As a Brown grad I’ve written them several times about this and other openly anti-Semitic activities on campus, but since I’m not a major donor (no gym with my name on it), I never get more than a token response about academic diversity. I don’t send them any money, and haven’t for years. I used to think I would be proud to send my son there, but now I know he can do much better elsewhere.

CarsInDepth.com | November 3, 2013 at 11:01 pm

Boy, her Jewish ex boyfriend sure as hell dodged a bullet.

BTW, if Arabs are brown, can Jews, the genetic cousins of Arabs, at least be beige? The Germans sure thought we were dark, swarthy and oversexed.

Palestinians are “brown people”?

I think Brown U. needs to change its name. It’s offensive to Brown People.

Sounds like she learned all her history from Hamas. Not much of a scholar.

She is plain and simply nuts. Worse yet, because she is post-doc, she will likely one day wind up teaching her ahistorical insanity to young empty heads.

“Politics take precedence over penis.”

Hearing this, the wealthy Marxist eunuch felt a sudden, well, endowment coming on.

If the Israelis can intermarry quicker with the Ethiopian Jews they will no longer be white and off the radar of the leftist enforcers.

    Juba Doobai! in reply to SunsetPaddy. | November 4, 2013 at 6:59 am

    They’d still be Israeli Jews, and unless they off themselves Quiquivit won’t be happy.

    There is a very heavy intermarriage rate (just going anectodally) between Jews from Europe and Jews from the Middle East. Of course, not all Mideasterners are particularly dark. One place that European Jews in Israel still predominate is in the Leftist power centers who unfortunately control so much of the country.

Her politics are all about exclusion and not embracing the ‘other’. She is a self-described hater and promoter of rancor and division. She does not seek or even provide peaceful resolutions or common ground solutions. She is agent of social devastation – destroy one group to promote another group – and very Stalin-like.

Her hatred of Israel is the same current that flows in the human heart that rejects God and those who represent Him – Jews and Christians.

The ‘intelligentsia’ of the Left is both myopic and self-aggrandizing as Quiquivix’s column reveals clearly. The Left desperately needs ‘reality-based’ diversity training that includes truth from outside themselves and their tight, tiny circle of…co-conspirators.

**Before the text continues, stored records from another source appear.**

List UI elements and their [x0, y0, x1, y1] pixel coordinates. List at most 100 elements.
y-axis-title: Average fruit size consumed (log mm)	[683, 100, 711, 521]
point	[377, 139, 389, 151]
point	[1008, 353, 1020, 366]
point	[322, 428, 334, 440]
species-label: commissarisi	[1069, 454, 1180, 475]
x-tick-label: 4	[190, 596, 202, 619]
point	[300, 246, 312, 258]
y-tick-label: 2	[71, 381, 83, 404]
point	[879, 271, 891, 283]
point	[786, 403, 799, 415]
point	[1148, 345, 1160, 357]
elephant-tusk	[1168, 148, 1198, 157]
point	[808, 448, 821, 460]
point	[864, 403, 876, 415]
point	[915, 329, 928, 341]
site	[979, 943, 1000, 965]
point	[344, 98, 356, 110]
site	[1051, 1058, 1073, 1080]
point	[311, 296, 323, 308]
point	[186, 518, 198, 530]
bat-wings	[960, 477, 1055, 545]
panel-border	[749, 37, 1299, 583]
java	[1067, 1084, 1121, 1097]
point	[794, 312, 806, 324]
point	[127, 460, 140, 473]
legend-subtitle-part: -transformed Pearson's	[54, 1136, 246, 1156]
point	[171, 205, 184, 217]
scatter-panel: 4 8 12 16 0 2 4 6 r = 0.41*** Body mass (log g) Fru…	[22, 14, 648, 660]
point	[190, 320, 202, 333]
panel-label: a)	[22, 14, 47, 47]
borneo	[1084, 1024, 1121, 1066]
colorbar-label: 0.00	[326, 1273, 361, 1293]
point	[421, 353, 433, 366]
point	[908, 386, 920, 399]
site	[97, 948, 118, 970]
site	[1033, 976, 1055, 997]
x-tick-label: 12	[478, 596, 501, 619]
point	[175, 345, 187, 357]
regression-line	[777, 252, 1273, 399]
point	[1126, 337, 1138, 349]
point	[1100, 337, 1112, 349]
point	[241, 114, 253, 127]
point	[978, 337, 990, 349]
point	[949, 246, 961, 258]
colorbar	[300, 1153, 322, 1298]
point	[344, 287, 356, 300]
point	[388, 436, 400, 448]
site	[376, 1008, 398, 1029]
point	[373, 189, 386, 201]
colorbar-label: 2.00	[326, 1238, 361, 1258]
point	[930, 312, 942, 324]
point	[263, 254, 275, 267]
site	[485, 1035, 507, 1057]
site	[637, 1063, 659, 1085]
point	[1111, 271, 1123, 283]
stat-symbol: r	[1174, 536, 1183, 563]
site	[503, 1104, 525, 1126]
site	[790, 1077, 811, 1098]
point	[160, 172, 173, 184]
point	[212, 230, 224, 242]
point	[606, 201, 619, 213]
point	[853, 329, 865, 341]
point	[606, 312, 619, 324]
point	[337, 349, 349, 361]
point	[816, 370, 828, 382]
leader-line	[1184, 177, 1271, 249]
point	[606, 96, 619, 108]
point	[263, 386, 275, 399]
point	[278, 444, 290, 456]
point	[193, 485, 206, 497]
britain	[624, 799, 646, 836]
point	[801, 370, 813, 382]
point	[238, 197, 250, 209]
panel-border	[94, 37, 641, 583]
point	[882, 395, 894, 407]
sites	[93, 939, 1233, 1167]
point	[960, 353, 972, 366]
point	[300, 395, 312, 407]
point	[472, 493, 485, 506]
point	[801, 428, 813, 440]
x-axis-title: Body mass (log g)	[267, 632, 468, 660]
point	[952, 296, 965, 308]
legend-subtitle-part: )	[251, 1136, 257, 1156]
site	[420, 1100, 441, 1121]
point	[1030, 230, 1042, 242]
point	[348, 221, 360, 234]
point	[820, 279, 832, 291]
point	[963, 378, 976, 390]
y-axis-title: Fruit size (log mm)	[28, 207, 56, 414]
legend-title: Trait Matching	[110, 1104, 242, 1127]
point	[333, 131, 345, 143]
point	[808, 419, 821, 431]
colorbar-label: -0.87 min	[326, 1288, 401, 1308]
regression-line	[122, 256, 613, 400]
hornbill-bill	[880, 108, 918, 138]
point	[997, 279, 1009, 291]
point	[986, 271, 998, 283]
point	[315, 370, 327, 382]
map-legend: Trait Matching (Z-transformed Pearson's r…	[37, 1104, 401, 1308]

Quiquivix, you should seek peace and pursue that. And keep your legs crossed.

http://www.bdsmovement.net

I had a bds movement this morning myself.

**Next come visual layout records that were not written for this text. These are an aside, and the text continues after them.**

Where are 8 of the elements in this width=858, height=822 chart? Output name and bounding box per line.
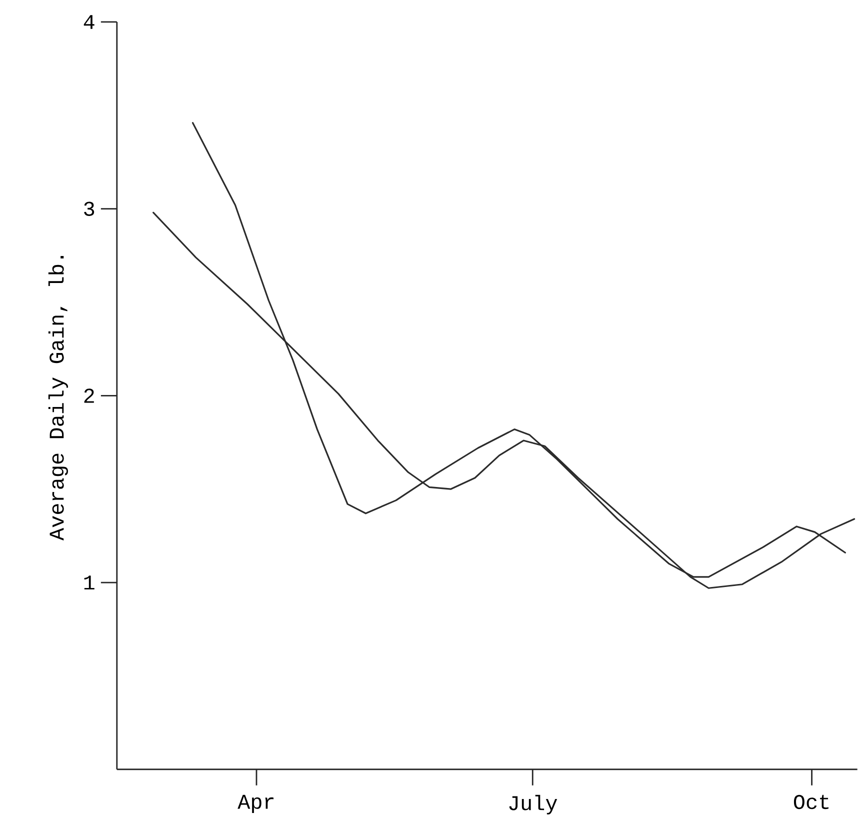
y-tick-label: 4 [84, 14, 94, 29]
y-axis-title: Average Daily Gain, lb. [48, 256, 68, 540]
y-tick-label: 1 [84, 575, 94, 590]
x-tick-label: Oct [794, 794, 828, 809]
x-tick-label: Apr [238, 794, 274, 813]
x-tick-label: July [509, 794, 558, 814]
y-tick-label: 2 [84, 388, 94, 403]
y-tick-label: 3 [84, 202, 94, 216]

As I read Miss. Q’s little piece I was thinking, “She can always blame all that racist hatred on being young and stupid at the time.”

But it seems that as the “young” fades away, the “stupid” only grows and grows.

Watching the video and seeing all this mush for brains stand up at once, raise their right arms, and screech their socialist talking points, it reminded me of the Brown Shirts in Germany, Sig Heiling The Fuhrer or shouting down his opponents. Too bad nobody there had the cajones to stand up and call them the good little goose steppers that they are. Acting in the finest tradition of the National Socialist Party.